Prosperity is the prey of government 20

High taxes do nothing for the prosperity of a nation. Never have, never will.

High-taxing governments immiserate the people.

Unless the lame-duck Democratic majority in Congress suddenly decides otherwise in the next few days, taxes will go up steeply next year.

And Thomas Paine is indignant about it.

Or put it this way: if Thomas Paine had written today this passage from part of his introduction to The Rights of Man, it would be just as apt as it was when it was first published some 220 years ago:

From the rapid progress which America makes in every species of improvement, it is rational to conclude that, if the governments of Asia, Africa, and Europe had begun on a principle similar to that of America, or had not been very early corrupted therefrom, those countries must by this time have been in a far superior condition to what they are.
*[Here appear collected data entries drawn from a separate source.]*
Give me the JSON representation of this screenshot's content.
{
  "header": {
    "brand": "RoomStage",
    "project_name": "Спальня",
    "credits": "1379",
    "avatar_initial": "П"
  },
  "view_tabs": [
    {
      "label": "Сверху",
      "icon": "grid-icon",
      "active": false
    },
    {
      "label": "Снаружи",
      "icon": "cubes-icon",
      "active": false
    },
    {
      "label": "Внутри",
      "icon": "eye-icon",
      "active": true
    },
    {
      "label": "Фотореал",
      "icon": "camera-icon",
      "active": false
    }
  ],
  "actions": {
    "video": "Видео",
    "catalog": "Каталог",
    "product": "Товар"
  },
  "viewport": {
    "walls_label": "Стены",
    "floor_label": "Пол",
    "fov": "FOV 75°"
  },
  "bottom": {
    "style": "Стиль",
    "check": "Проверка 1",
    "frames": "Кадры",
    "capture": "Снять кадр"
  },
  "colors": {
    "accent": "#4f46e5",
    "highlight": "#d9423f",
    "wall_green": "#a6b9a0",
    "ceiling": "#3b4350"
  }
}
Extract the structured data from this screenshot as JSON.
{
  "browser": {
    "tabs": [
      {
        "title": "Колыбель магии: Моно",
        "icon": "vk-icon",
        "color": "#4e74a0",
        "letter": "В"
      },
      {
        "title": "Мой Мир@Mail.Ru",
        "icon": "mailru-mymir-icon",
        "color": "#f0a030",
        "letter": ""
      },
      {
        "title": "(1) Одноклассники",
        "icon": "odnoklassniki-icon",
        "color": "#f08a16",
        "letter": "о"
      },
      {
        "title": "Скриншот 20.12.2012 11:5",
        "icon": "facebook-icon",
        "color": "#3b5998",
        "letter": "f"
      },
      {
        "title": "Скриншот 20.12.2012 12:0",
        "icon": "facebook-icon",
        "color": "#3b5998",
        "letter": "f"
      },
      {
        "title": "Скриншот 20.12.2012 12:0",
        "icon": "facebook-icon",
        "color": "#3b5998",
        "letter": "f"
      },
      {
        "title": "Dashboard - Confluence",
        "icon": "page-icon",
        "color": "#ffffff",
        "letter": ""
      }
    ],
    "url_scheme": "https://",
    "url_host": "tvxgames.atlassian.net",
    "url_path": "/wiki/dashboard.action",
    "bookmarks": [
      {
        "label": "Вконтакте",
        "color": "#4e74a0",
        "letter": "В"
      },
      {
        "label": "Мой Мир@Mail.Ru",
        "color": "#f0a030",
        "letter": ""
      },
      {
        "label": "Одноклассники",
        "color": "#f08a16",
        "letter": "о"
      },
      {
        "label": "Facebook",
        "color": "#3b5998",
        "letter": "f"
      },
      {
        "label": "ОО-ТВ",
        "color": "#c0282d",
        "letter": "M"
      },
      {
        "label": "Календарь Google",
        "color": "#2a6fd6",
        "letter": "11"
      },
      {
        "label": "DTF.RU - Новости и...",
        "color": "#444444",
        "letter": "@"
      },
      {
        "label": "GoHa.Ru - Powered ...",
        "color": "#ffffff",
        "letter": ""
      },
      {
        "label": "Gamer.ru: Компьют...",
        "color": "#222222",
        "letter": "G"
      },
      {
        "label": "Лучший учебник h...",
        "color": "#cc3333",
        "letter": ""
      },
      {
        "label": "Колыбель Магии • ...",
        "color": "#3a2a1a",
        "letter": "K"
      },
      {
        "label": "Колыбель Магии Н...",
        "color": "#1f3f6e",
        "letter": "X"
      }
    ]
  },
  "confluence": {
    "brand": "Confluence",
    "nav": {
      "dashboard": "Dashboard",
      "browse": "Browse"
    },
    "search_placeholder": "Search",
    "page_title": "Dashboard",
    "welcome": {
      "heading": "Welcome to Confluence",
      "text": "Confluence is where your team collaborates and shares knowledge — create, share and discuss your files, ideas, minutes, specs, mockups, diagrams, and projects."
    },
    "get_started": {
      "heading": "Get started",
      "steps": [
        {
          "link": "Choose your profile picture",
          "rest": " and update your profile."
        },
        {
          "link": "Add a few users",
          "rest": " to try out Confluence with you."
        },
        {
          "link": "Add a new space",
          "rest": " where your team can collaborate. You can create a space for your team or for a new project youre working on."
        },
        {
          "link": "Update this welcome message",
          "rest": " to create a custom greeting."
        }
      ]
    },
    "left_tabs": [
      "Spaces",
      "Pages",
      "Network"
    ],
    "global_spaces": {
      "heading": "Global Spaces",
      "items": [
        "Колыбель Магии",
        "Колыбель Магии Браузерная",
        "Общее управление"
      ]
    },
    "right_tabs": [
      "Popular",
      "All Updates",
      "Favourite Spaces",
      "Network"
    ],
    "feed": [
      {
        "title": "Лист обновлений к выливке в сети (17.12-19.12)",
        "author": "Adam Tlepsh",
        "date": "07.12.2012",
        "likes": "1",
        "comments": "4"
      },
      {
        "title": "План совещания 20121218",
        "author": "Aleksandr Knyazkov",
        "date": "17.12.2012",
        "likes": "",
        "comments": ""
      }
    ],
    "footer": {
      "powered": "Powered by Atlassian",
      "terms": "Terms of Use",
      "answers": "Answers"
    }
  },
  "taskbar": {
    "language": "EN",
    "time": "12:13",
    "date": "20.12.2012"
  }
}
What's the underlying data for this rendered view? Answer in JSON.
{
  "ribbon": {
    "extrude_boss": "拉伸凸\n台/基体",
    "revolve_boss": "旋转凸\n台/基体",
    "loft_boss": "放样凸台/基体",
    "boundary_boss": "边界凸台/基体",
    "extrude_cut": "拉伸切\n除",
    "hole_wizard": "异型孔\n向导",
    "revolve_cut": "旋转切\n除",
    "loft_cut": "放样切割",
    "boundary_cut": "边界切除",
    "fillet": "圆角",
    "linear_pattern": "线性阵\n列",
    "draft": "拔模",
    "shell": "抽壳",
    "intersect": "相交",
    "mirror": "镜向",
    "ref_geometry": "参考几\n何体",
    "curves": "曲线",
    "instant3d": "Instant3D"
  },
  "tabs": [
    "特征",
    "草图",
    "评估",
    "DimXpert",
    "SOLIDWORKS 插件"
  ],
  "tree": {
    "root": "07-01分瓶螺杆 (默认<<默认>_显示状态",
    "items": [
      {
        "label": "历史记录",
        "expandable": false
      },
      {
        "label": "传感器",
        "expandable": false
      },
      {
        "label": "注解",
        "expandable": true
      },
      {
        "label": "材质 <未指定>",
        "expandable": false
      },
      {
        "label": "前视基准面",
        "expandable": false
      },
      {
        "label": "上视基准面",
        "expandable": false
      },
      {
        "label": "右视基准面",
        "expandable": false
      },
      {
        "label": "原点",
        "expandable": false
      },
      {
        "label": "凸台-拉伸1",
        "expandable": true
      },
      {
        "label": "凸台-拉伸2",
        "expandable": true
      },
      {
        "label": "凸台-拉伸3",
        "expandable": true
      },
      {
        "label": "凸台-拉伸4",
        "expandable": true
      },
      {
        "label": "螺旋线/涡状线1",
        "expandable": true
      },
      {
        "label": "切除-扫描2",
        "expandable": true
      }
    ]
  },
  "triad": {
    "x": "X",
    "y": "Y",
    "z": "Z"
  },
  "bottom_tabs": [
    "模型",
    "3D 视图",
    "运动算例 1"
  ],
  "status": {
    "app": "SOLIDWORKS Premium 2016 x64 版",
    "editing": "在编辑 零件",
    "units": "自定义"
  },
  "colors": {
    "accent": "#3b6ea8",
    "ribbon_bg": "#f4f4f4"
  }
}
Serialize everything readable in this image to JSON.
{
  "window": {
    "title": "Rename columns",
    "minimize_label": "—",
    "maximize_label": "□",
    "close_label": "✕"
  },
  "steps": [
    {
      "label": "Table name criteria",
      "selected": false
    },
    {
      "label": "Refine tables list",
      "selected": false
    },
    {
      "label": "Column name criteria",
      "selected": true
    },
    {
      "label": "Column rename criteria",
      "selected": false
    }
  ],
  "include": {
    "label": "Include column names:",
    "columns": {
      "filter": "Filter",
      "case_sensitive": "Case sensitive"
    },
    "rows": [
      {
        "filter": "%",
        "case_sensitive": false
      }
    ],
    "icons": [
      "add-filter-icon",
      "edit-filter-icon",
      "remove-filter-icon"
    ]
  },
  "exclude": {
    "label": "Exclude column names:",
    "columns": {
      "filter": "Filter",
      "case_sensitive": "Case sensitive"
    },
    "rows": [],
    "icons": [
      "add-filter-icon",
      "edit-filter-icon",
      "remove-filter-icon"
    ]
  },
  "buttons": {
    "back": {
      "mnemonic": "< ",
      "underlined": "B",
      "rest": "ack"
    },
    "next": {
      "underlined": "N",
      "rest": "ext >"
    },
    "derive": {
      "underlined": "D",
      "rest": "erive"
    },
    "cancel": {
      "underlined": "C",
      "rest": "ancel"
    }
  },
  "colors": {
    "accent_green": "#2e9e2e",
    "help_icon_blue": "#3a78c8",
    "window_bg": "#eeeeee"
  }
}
Age after age has passed away, for no other purpose than to behold their wretchedness. Could we suppose a spectator who knew nothing of the world, and who was put into it merely to make his observations, he would take a great part of the old world to be new, just struggling with the difficulties and hardships of an infant settlement. He could not suppose that the hordes of miserable poor with which old countries abound could be any other than those who had not yet had time to provide for themselves. Little would he think they were the consequence of what in such countries they call government.

If, from the more wretched parts of the old world, we look at those which are in an advanced stage of improvement we still find the greedy hand of government thrusting itself into every corner and crevice of industry, and grasping the spoil of the multitude. Invention is continually exercised to furnish new pretences for revenue and taxation. It watches prosperity as its prey, and permits none to escape without a tribute.